§ 3.2.28 - L.R. 10 marzo 1989, n. 9.
Disposizioni per la prima applicazione della legge regionale 25 gennaio 1988, n. 4, recante «Riordino delle funzioni socio assistenziali».


Settore:Codici regionali
Regione:Sardegna
Materia:3. servizi sociali
Capitolo:3.2 assistenza sociale
Data:10/03/1989
Numero:9


Sommario
Art. 1.      1. Per l'anno 1989, in deroga a quanto previsto dagli articoli 20, lettera h) e 47 della legge regionale 25 gennaio 1988, n. 4, le quote spettanti ai Comuni, alle Province ed alle Unità [...]
Art. 2.      1. Per l'anno 1989 l'articolo 42, comma terzo della legge regionale 25 gennaio 1988, n. 4, non incide sulle convenzioni aventi ad oggetto l'erogazione di prestazioni socio-assistenziali da parte [...]
Art. 3.      1. Per l'anno 1989 non si applica l'articolo 55 comma terzo della legge regionale 25 gennaio 1988, n. 4.
Art. 4.      1. La presente legge è dichiarata urgente ai sensi e per gli effetti dell'articolo 33 dello Statuto speciale per la Sardegna ed entra in vigore nel giorno della sua pubblicazione.
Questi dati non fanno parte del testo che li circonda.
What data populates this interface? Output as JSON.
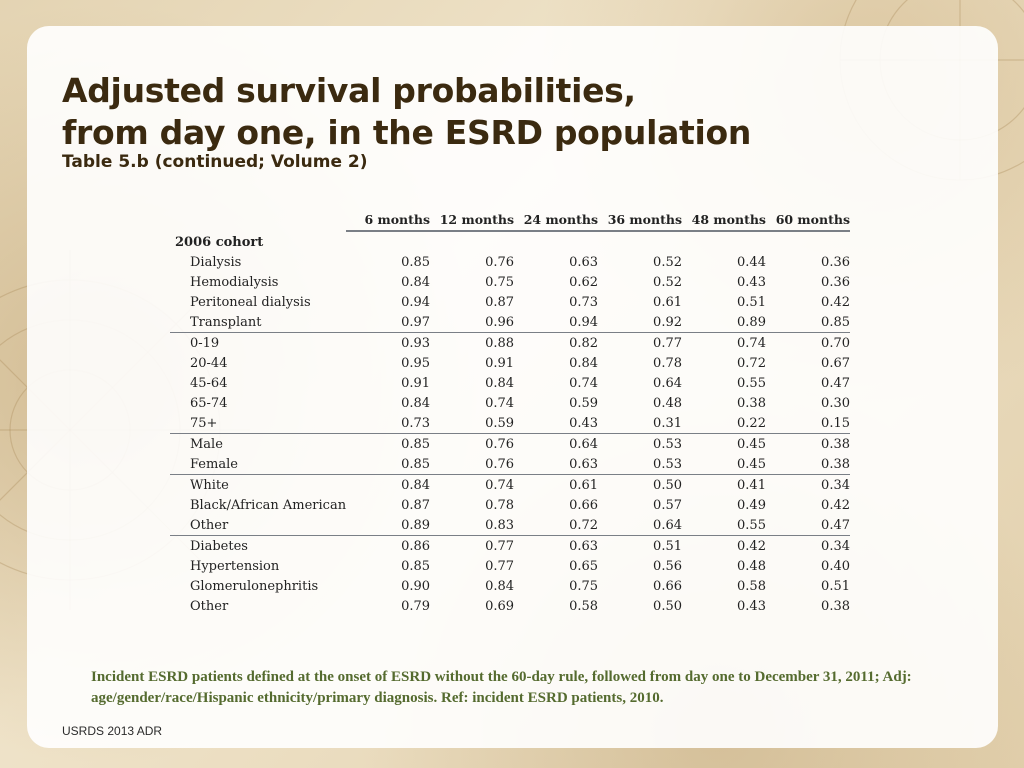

§ 3.2.28 - L.R. 10 marzo 1989, n. 9.

Disposizioni per la prima applicazione della legge regionale 25 gennaio 1988, n. 4, recante «Riordino delle funzioni socio assistenziali».

 

Art. 1.

     1. Per l'anno 1989, in deroga a quanto previsto dagli articoli 20, lettera h) e 47 della legge regionale 25 gennaio 1988, n. 4, le quote spettanti ai Comuni, alle Province ed alle Unità sanitarie locali per l'esercizio delle funzioni socio-assistenziali sono ripartite secondo i seguenti criteri.

     2. Le somme disponibili del fondo socio-assistenziale di cui all'articolo 47 della legge regionale 25 gennaio 1988, n. 4, devono essere destinate alle spese derivanti agli enti titolari delle funzioni dall'erogazione di servizi e di prestazioni socio-assistenziali.

     3. Le somme devono essere ripartite sulla base dei finanziamenti già concessi o comunque stanziati o erogati dalla Regione in conto esercizio finanziario 1988 per servizi e prestazioni rese nell'ambito territoriale di ciascun ente ai sensi delle disposizioni legislative allora vigenti.

     4. Le disposizioni di cui ai commi precedenti si applicano altresì per il finanziamento degli interventi a carattere socio-assistenziale di cui agli articoli 4, 5, 7 e 9 della legge regionale 22 ottobre 1987, n. 14, ed all'articolo 11 della legge regionale 7 giugno 1984, n. 28.

     5. Per gli esercizi finanziari 1989-1990 al fine di evitare il blocco dell'assistenza economico-sociale e di mantenimento a favore degli infermi di mente e dei minorati psichici residenti in Sardegna, si applicano il quarto comma dell'articolo 8 e l'articolo 11 della legge regionale 22 ottobre 1987, n. 44, già abrogati dal secondo comma dell'articolo 56 della legge regionale 25 gennaio 1988, n. 4 [1].

 

     Art. 2.

     1. Per l'anno 1989 l'articolo 42, comma terzo della legge regionale 25 gennaio 1988, n. 4, non incide sulle convenzioni aventi ad oggetto l'erogazione di prestazioni socio-assistenziali da parte di soggetti privati, in corso di esecuzione alla data del 31 dicembre 1988.

     2. Restano salve le prescrizioni concernenti i livelli di prestazione e di qualificazione del personale, nonché gli standard strutturali e funzionali previsti dal regolamento di esecuzione della legge.

 

     Art. 3.

     1. Per l'anno 1989 non si applica l'articolo 55 comma terzo della legge regionale 25 gennaio 1988, n. 4.

 

     Art. 4.

     1. La presente legge è dichiarata urgente ai sensi e per gli effetti dell'articolo 33 dello Statuto speciale per la Sardegna ed entra in vigore nel giorno della sua pubblicazione.

 

 


[1] Comma aggiunto dall'art. 102 della L.R. 30 maggio 1989, n. 18.